Substituting the above equation into the right hand side of (46), we obtain

$$\begin{aligned} \begin{aligned}&\lim _{\varepsilon \rightarrow 0}{J^*(u^{\varepsilon , M})-J^*(u^*)\over \varepsilon }\\ =&\ {\mathbb {E}} \Big [\int _0^T\big (f_x(t)\mathcal {D}X_t+f_u(t)[u^M_t-u^*_t]\big )dt+h_x\mathcal{D}X_T \Big ]\\ =&\ {\mathbb {E}} \Big [\int _0^T\Big (\langle b^{*}_u(t)^\top Y_t+\sigma ^{*}_u(t)^\top Z_t+f^{*}_u(t)^\top ,u^M_t-u^*_t\rangle \Big )dt\Big ]\\ =&\ {\mathbb {E}} \Big [\int _0^T\langle {\mathbb {E}} \big [b^{*}_u(t)^\top Y_t+\sigma ^{*}_u(t)^\top Z_t+f^{*}_u(t)^\top \bigm |\mathcal{F}^M_t\big ],u^M_t-u^*_t\rangle dt\Big ]. \end{aligned} \end{aligned}$$

Here, we have used that \(u^M_t-u_t^*\) is \(\mathcal{F}_t^M\)-measurable.
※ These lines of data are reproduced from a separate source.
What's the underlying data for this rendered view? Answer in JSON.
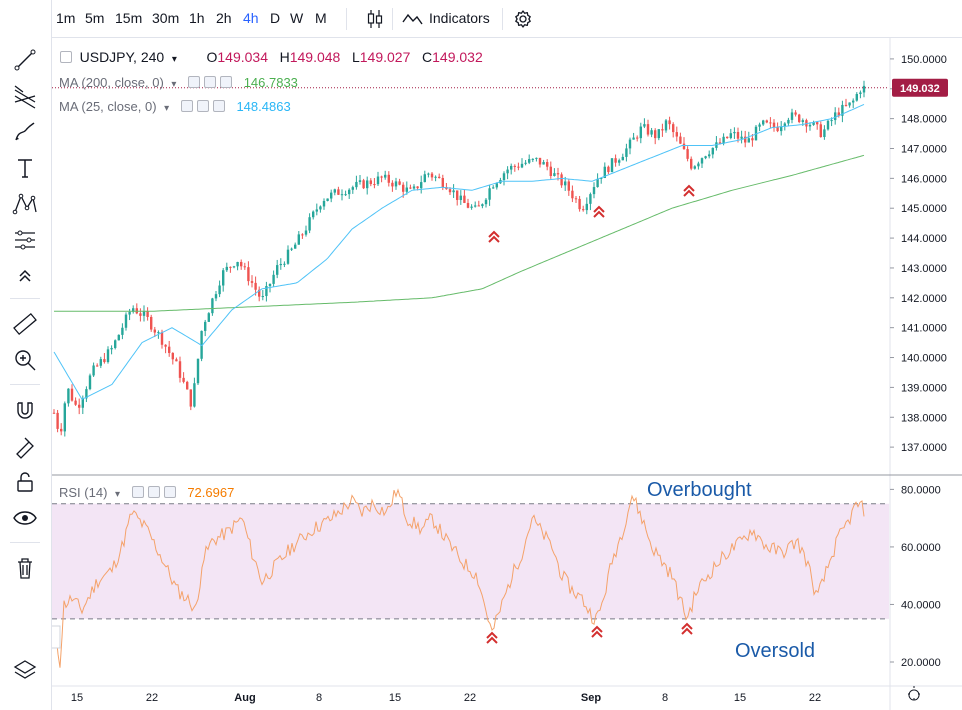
{
  "toolbar": {
    "intervals": [
      "1m",
      "5m",
      "15m",
      "30m",
      "1h",
      "2h",
      "4h",
      "D",
      "W",
      "M"
    ],
    "active_interval": "4h",
    "indicators_label": "Indicators"
  },
  "legend": {
    "symbol": "USDJPY, 240",
    "open_label": "O",
    "open": "149.034",
    "high_label": "H",
    "high": "149.048",
    "low_label": "L",
    "low": "149.027",
    "close_label": "C",
    "close": "149.032",
    "ma200_label": "MA (200, close, 0)",
    "ma200_value": "146.7833",
    "ma25_label": "MA (25, close, 0)",
    "ma25_value": "148.4863",
    "rsi_label": "RSI (14)",
    "rsi_value": "72.6967"
  },
  "colors": {
    "up": "#26a69a",
    "down": "#ef5350",
    "ma200": "#66bb6a",
    "ma25": "#4fc3f7",
    "rsi": "#f4a26a",
    "rsi_band": "#f3e5f5",
    "price_tag": "#a31d45",
    "arrow": "#d32f2f",
    "annotation": "#1a5aa8"
  },
  "annotations": {
    "overbought": "Overbought",
    "oversold": "Oversold"
  },
  "price_tag": "149.032",
  "chart_data": {
    "type": "candlestick",
    "symbol": "USDJPY",
    "interval": "240",
    "x_tick_labels": [
      "15",
      "22",
      "Aug",
      "8",
      "15",
      "22",
      "Sep",
      "8",
      "15",
      "22"
    ],
    "y_tick_labels": [
      "150.0000",
      "149.0000",
      "148.0000",
      "147.0000",
      "146.0000",
      "145.0000",
      "144.0000",
      "143.0000",
      "142.0000",
      "141.0000",
      "140.0000",
      "139.0000",
      "138.0000",
      "137.0000"
    ],
    "ylim": [
      136.1,
      150.7
    ],
    "last_close": 149.032,
    "price_waypoints": [
      [
        0,
        138.4
      ],
      [
        8,
        137.4
      ],
      [
        15,
        139.0
      ],
      [
        25,
        138.3
      ],
      [
        40,
        139.5
      ],
      [
        60,
        140.3
      ],
      [
        80,
        141.7
      ],
      [
        95,
        141.3
      ],
      [
        110,
        140.6
      ],
      [
        125,
        139.7
      ],
      [
        140,
        138.4
      ],
      [
        150,
        141.0
      ],
      [
        170,
        142.8
      ],
      [
        185,
        143.3
      ],
      [
        200,
        142.5
      ],
      [
        210,
        141.9
      ],
      [
        225,
        143.0
      ],
      [
        240,
        143.6
      ],
      [
        255,
        144.4
      ],
      [
        270,
        145.3
      ],
      [
        290,
        145.6
      ],
      [
        310,
        145.8
      ],
      [
        330,
        146.0
      ],
      [
        345,
        145.8
      ],
      [
        360,
        145.5
      ],
      [
        375,
        146.2
      ],
      [
        395,
        145.8
      ],
      [
        410,
        145.2
      ],
      [
        425,
        144.9
      ],
      [
        440,
        145.8
      ],
      [
        455,
        146.3
      ],
      [
        470,
        146.5
      ],
      [
        485,
        146.6
      ],
      [
        495,
        146.4
      ],
      [
        505,
        146.0
      ],
      [
        515,
        145.7
      ],
      [
        530,
        145.0
      ],
      [
        545,
        146.0
      ],
      [
        560,
        146.5
      ],
      [
        575,
        147.0
      ],
      [
        590,
        147.7
      ],
      [
        605,
        147.4
      ],
      [
        615,
        147.9
      ],
      [
        625,
        147.3
      ],
      [
        640,
        146.4
      ],
      [
        655,
        146.9
      ],
      [
        670,
        147.2
      ],
      [
        680,
        147.5
      ],
      [
        695,
        147.2
      ],
      [
        710,
        147.8
      ],
      [
        725,
        147.7
      ],
      [
        735,
        148.1
      ],
      [
        750,
        148.0
      ],
      [
        760,
        147.8
      ],
      [
        770,
        147.5
      ],
      [
        785,
        148.2
      ],
      [
        800,
        148.5
      ],
      [
        808,
        149.0
      ],
      [
        813,
        149.03
      ]
    ],
    "ma25_waypoints": [
      [
        0,
        140.3
      ],
      [
        30,
        138.6
      ],
      [
        60,
        139.1
      ],
      [
        90,
        140.5
      ],
      [
        120,
        141.0
      ],
      [
        150,
        140.4
      ],
      [
        180,
        141.6
      ],
      [
        210,
        142.3
      ],
      [
        245,
        142.5
      ],
      [
        275,
        143.3
      ],
      [
        300,
        144.3
      ],
      [
        330,
        145.0
      ],
      [
        360,
        145.6
      ],
      [
        390,
        145.7
      ],
      [
        420,
        145.6
      ],
      [
        450,
        145.9
      ],
      [
        480,
        145.9
      ],
      [
        510,
        146.0
      ],
      [
        540,
        145.9
      ],
      [
        570,
        146.3
      ],
      [
        600,
        146.7
      ],
      [
        630,
        147.1
      ],
      [
        660,
        147.1
      ],
      [
        690,
        147.3
      ],
      [
        720,
        147.7
      ],
      [
        750,
        147.8
      ],
      [
        780,
        148.0
      ],
      [
        813,
        148.49
      ]
    ],
    "ma200_waypoints": [
      [
        0,
        141.55
      ],
      [
        100,
        141.55
      ],
      [
        200,
        141.7
      ],
      [
        300,
        141.85
      ],
      [
        380,
        142.0
      ],
      [
        430,
        142.3
      ],
      [
        470,
        142.9
      ],
      [
        520,
        143.6
      ],
      [
        570,
        144.3
      ],
      [
        620,
        145.0
      ],
      [
        680,
        145.6
      ],
      [
        740,
        146.1
      ],
      [
        813,
        146.78
      ]
    ],
    "rsi": {
      "name": "RSI (14)",
      "y_tick_labels": [
        "80.0000",
        "60.0000",
        "40.0000",
        "20.0000"
      ],
      "ylim": [
        12,
        85
      ],
      "upper_band": 75,
      "lower_band": 35,
      "last": 72.6967,
      "waypoints": [
        [
          0,
          35
        ],
        [
          8,
          20
        ],
        [
          12,
          40
        ],
        [
          20,
          42
        ],
        [
          30,
          38
        ],
        [
          45,
          48
        ],
        [
          60,
          52
        ],
        [
          70,
          60
        ],
        [
          80,
          72
        ],
        [
          95,
          66
        ],
        [
          110,
          56
        ],
        [
          125,
          45
        ],
        [
          135,
          42
        ],
        [
          145,
          38
        ],
        [
          150,
          55
        ],
        [
          160,
          62
        ],
        [
          175,
          65
        ],
        [
          190,
          70
        ],
        [
          200,
          58
        ],
        [
          210,
          48
        ],
        [
          220,
          52
        ],
        [
          240,
          60
        ],
        [
          260,
          66
        ],
        [
          280,
          70
        ],
        [
          300,
          76
        ],
        [
          310,
          72
        ],
        [
          320,
          75
        ],
        [
          335,
          72
        ],
        [
          345,
          80
        ],
        [
          355,
          70
        ],
        [
          370,
          66
        ],
        [
          380,
          70
        ],
        [
          395,
          62
        ],
        [
          410,
          55
        ],
        [
          425,
          50
        ],
        [
          440,
          30
        ],
        [
          450,
          40
        ],
        [
          460,
          50
        ],
        [
          470,
          58
        ],
        [
          480,
          70
        ],
        [
          490,
          65
        ],
        [
          500,
          60
        ],
        [
          510,
          50
        ],
        [
          520,
          45
        ],
        [
          530,
          42
        ],
        [
          540,
          36
        ],
        [
          545,
          35
        ],
        [
          550,
          40
        ],
        [
          560,
          55
        ],
        [
          570,
          65
        ],
        [
          580,
          78
        ],
        [
          590,
          70
        ],
        [
          600,
          60
        ],
        [
          610,
          55
        ],
        [
          620,
          50
        ],
        [
          630,
          40
        ],
        [
          635,
          35
        ],
        [
          645,
          45
        ],
        [
          660,
          52
        ],
        [
          675,
          58
        ],
        [
          690,
          62
        ],
        [
          700,
          66
        ],
        [
          715,
          60
        ],
        [
          730,
          58
        ],
        [
          745,
          62
        ],
        [
          755,
          55
        ],
        [
          765,
          42
        ],
        [
          775,
          52
        ],
        [
          785,
          62
        ],
        [
          795,
          68
        ],
        [
          805,
          75
        ],
        [
          813,
          72.7
        ]
      ]
    },
    "signals_at": [
      440,
      545,
      635
    ]
  }
}
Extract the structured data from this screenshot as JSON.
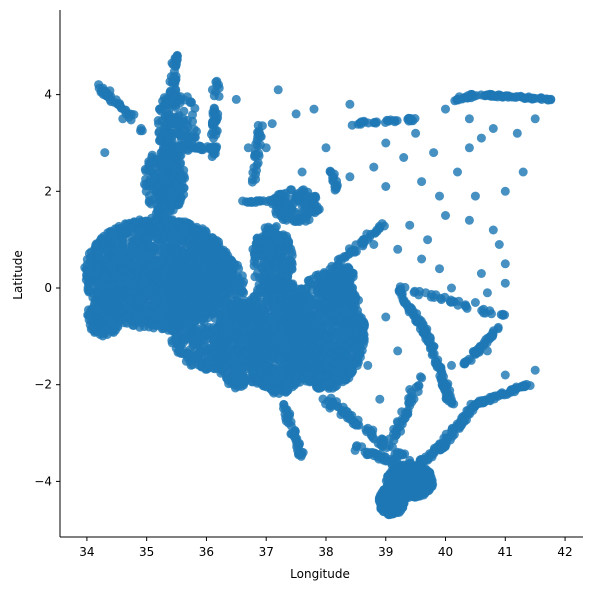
{
  "chart_data": {
    "type": "scatter",
    "title": "",
    "xlabel": "Longitude",
    "ylabel": "Latitude",
    "xlim": [
      33.55,
      42.3
    ],
    "ylim": [
      -5.15,
      5.75
    ],
    "xticks": [
      34,
      35,
      36,
      37,
      38,
      39,
      40,
      41,
      42
    ],
    "yticks": [
      -4,
      -2,
      0,
      2,
      4
    ],
    "grid": false,
    "legend": "none",
    "marker_color": "#1f77b4",
    "spines": [
      "left",
      "bottom"
    ],
    "dense_regions": [
      {
        "cx": 35.2,
        "cy": 0.3,
        "rx": 1.25,
        "ry": 1.15,
        "n": 1600
      },
      {
        "cx": 36.0,
        "cy": -0.4,
        "rx": 0.7,
        "ry": 1.3,
        "n": 700
      },
      {
        "cx": 36.6,
        "cy": -1.2,
        "rx": 0.5,
        "ry": 0.9,
        "n": 350
      },
      {
        "cx": 37.1,
        "cy": 0.6,
        "rx": 0.35,
        "ry": 0.7,
        "n": 250
      },
      {
        "cx": 37.2,
        "cy": -1.0,
        "rx": 0.6,
        "ry": 1.2,
        "n": 800
      },
      {
        "cx": 38.0,
        "cy": -0.9,
        "rx": 0.65,
        "ry": 1.2,
        "n": 900
      },
      {
        "cx": 38.2,
        "cy": 0.1,
        "rx": 0.3,
        "ry": 0.4,
        "n": 150
      },
      {
        "cx": 35.3,
        "cy": 2.2,
        "rx": 0.35,
        "ry": 0.7,
        "n": 220
      },
      {
        "cx": 35.5,
        "cy": 3.4,
        "rx": 0.35,
        "ry": 0.7,
        "n": 120
      },
      {
        "cx": 39.4,
        "cy": -4.0,
        "rx": 0.4,
        "ry": 0.35,
        "n": 500
      },
      {
        "cx": 39.1,
        "cy": -4.4,
        "rx": 0.22,
        "ry": 0.3,
        "n": 260
      },
      {
        "cx": 34.3,
        "cy": -0.6,
        "rx": 0.3,
        "ry": 0.4,
        "n": 150
      },
      {
        "cx": 37.5,
        "cy": 1.7,
        "rx": 0.4,
        "ry": 0.35,
        "n": 120
      }
    ],
    "paths": [
      {
        "from": [
          35.2,
          1.4
        ],
        "to": [
          35.5,
          4.9
        ],
        "n": 110,
        "spread": 0.12
      },
      {
        "from": [
          34.2,
          4.2
        ],
        "to": [
          35.0,
          3.2
        ],
        "n": 40,
        "spread": 0.12
      },
      {
        "from": [
          35.3,
          2.9
        ],
        "to": [
          36.2,
          2.9
        ],
        "n": 40,
        "spread": 0.08
      },
      {
        "from": [
          36.1,
          2.7
        ],
        "to": [
          36.2,
          4.3
        ],
        "n": 40,
        "spread": 0.1
      },
      {
        "from": [
          38.0,
          -2.3
        ],
        "to": [
          39.7,
          -3.9
        ],
        "n": 90,
        "spread": 0.15
      },
      {
        "from": [
          37.3,
          -2.4
        ],
        "to": [
          37.6,
          -3.5
        ],
        "n": 40,
        "spread": 0.1
      },
      {
        "from": [
          38.5,
          -3.3
        ],
        "to": [
          39.3,
          -3.7
        ],
        "n": 40,
        "spread": 0.12
      },
      {
        "from": [
          39.3,
          -3.9
        ],
        "to": [
          40.0,
          -3.2
        ],
        "n": 60,
        "spread": 0.1
      },
      {
        "from": [
          39.9,
          -3.3
        ],
        "to": [
          40.5,
          -2.4
        ],
        "n": 60,
        "spread": 0.1
      },
      {
        "from": [
          40.5,
          -2.4
        ],
        "to": [
          41.4,
          -2.0
        ],
        "n": 50,
        "spread": 0.08
      },
      {
        "from": [
          39.2,
          0.0
        ],
        "to": [
          39.7,
          -1.0
        ],
        "n": 60,
        "spread": 0.1
      },
      {
        "from": [
          39.7,
          -1.0
        ],
        "to": [
          40.1,
          -2.4
        ],
        "n": 70,
        "spread": 0.1
      },
      {
        "from": [
          39.1,
          -3.2
        ],
        "to": [
          39.6,
          -1.8
        ],
        "n": 40,
        "spread": 0.12
      },
      {
        "from": [
          40.3,
          -1.6
        ],
        "to": [
          40.9,
          -0.8
        ],
        "n": 40,
        "spread": 0.08
      },
      {
        "from": [
          38.2,
          0.5
        ],
        "to": [
          39.0,
          1.4
        ],
        "n": 40,
        "spread": 0.1
      },
      {
        "from": [
          38.2,
          2.0
        ],
        "to": [
          38.1,
          2.4
        ],
        "n": 15,
        "spread": 0.08
      },
      {
        "from": [
          36.6,
          1.8
        ],
        "to": [
          37.3,
          1.8
        ],
        "n": 30,
        "spread": 0.06
      },
      {
        "from": [
          38.4,
          3.4
        ],
        "to": [
          39.5,
          3.5
        ],
        "n": 30,
        "spread": 0.08
      },
      {
        "from": [
          40.6,
          4.0
        ],
        "to": [
          41.8,
          3.9
        ],
        "n": 55,
        "spread": 0.05
      },
      {
        "from": [
          40.1,
          3.9
        ],
        "to": [
          40.6,
          4.0
        ],
        "n": 20,
        "spread": 0.08
      },
      {
        "from": [
          39.3,
          0.0
        ],
        "to": [
          41.0,
          -0.6
        ],
        "n": 35,
        "spread": 0.1
      },
      {
        "from": [
          36.8,
          2.2
        ],
        "to": [
          36.9,
          3.4
        ],
        "n": 30,
        "spread": 0.08
      }
    ],
    "scattered_points": [
      [
        36.1,
        4.1
      ],
      [
        37.2,
        4.1
      ],
      [
        37.5,
        3.6
      ],
      [
        38.4,
        3.8
      ],
      [
        38.8,
        2.5
      ],
      [
        39.0,
        2.1
      ],
      [
        39.5,
        3.2
      ],
      [
        39.8,
        2.8
      ],
      [
        40.2,
        2.4
      ],
      [
        40.4,
        2.9
      ],
      [
        40.8,
        3.3
      ],
      [
        41.2,
        3.2
      ],
      [
        41.5,
        3.5
      ],
      [
        40.6,
        3.1
      ],
      [
        39.9,
        1.9
      ],
      [
        40.5,
        1.9
      ],
      [
        40.8,
        1.2
      ],
      [
        40.9,
        0.9
      ],
      [
        41.0,
        0.5
      ],
      [
        40.6,
        0.3
      ],
      [
        40.1,
        0.0
      ],
      [
        40.5,
        -0.3
      ],
      [
        40.7,
        -0.1
      ],
      [
        41.0,
        0.1
      ],
      [
        39.4,
        1.3
      ],
      [
        39.7,
        1.0
      ],
      [
        39.6,
        0.6
      ],
      [
        39.9,
        0.4
      ],
      [
        38.5,
        -0.2
      ],
      [
        38.8,
        0.9
      ],
      [
        39.2,
        0.8
      ],
      [
        38.7,
        -1.6
      ],
      [
        39.0,
        -0.6
      ],
      [
        39.5,
        -0.6
      ],
      [
        39.2,
        -1.3
      ],
      [
        40.1,
        -1.6
      ],
      [
        41.5,
        -1.7
      ],
      [
        41.0,
        -1.8
      ],
      [
        40.7,
        -1.3
      ],
      [
        39.4,
        -2.1
      ],
      [
        38.9,
        -2.3
      ],
      [
        37.8,
        3.7
      ],
      [
        37.1,
        3.4
      ],
      [
        37.0,
        2.9
      ],
      [
        37.6,
        2.4
      ],
      [
        38.0,
        2.9
      ],
      [
        38.4,
        2.3
      ],
      [
        39.6,
        2.2
      ],
      [
        40.0,
        3.7
      ],
      [
        40.4,
        3.5
      ],
      [
        41.0,
        2.0
      ],
      [
        41.3,
        2.4
      ],
      [
        34.3,
        2.8
      ],
      [
        34.6,
        3.5
      ],
      [
        36.5,
        3.9
      ],
      [
        36.7,
        2.9
      ],
      [
        39.0,
        3.0
      ],
      [
        39.3,
        2.7
      ],
      [
        40.0,
        1.5
      ],
      [
        40.4,
        1.4
      ]
    ]
  }
}
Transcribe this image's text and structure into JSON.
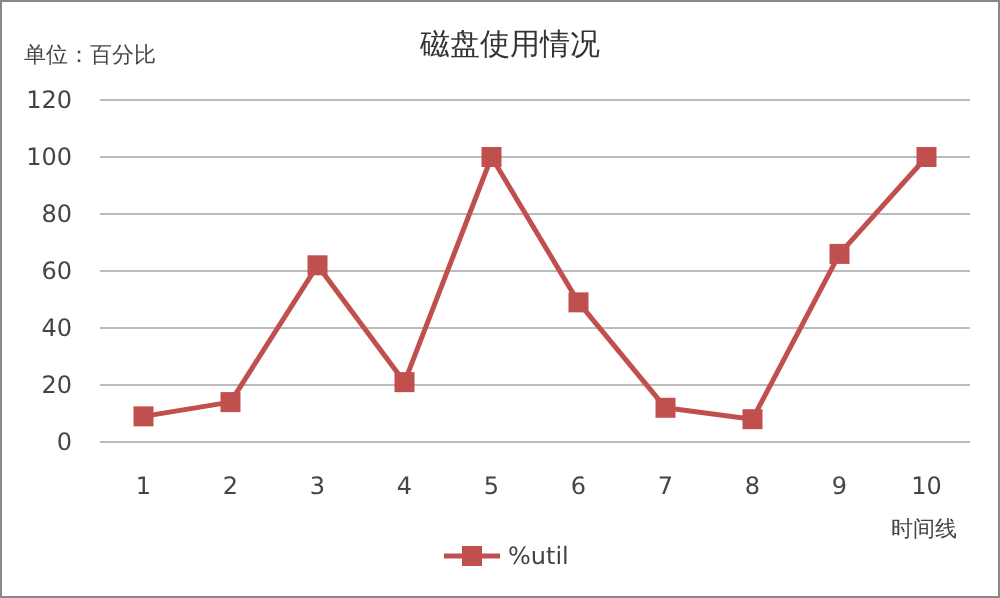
{
  "chart_data": {
    "type": "line",
    "title": "磁盘使用情况",
    "ylabel": "单位：百分比",
    "xlabel": "时间线",
    "categories": [
      "1",
      "2",
      "3",
      "4",
      "5",
      "6",
      "7",
      "8",
      "9",
      "10"
    ],
    "series": [
      {
        "name": "%util",
        "color": "#c0504d",
        "values": [
          9,
          14,
          62,
          21,
          100,
          49,
          12,
          8,
          66,
          100
        ]
      }
    ],
    "ylim": [
      0,
      120
    ],
    "yticks": [
      0,
      20,
      40,
      60,
      80,
      100,
      120
    ],
    "grid": "y",
    "legend": "bottom",
    "marker": "square",
    "line_style": "solid"
  }
}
Hence, in the case that \(u^*\) is in the interior of U, one has

$$\begin{aligned} (J^*)'_u(u^*_t)= {\mathbb {E}} \big [b^{*}_u(t)^\top Y_t+\sigma ^{*}_u(t)^\top Z_t+f^{*}_u(t)^\top \bigm |\mathcal{F}^M_t\big ], \quad t \in [0, T], \end{aligned}$$

as required in (8), where Y and Z are solutions of the FBSDE system (9).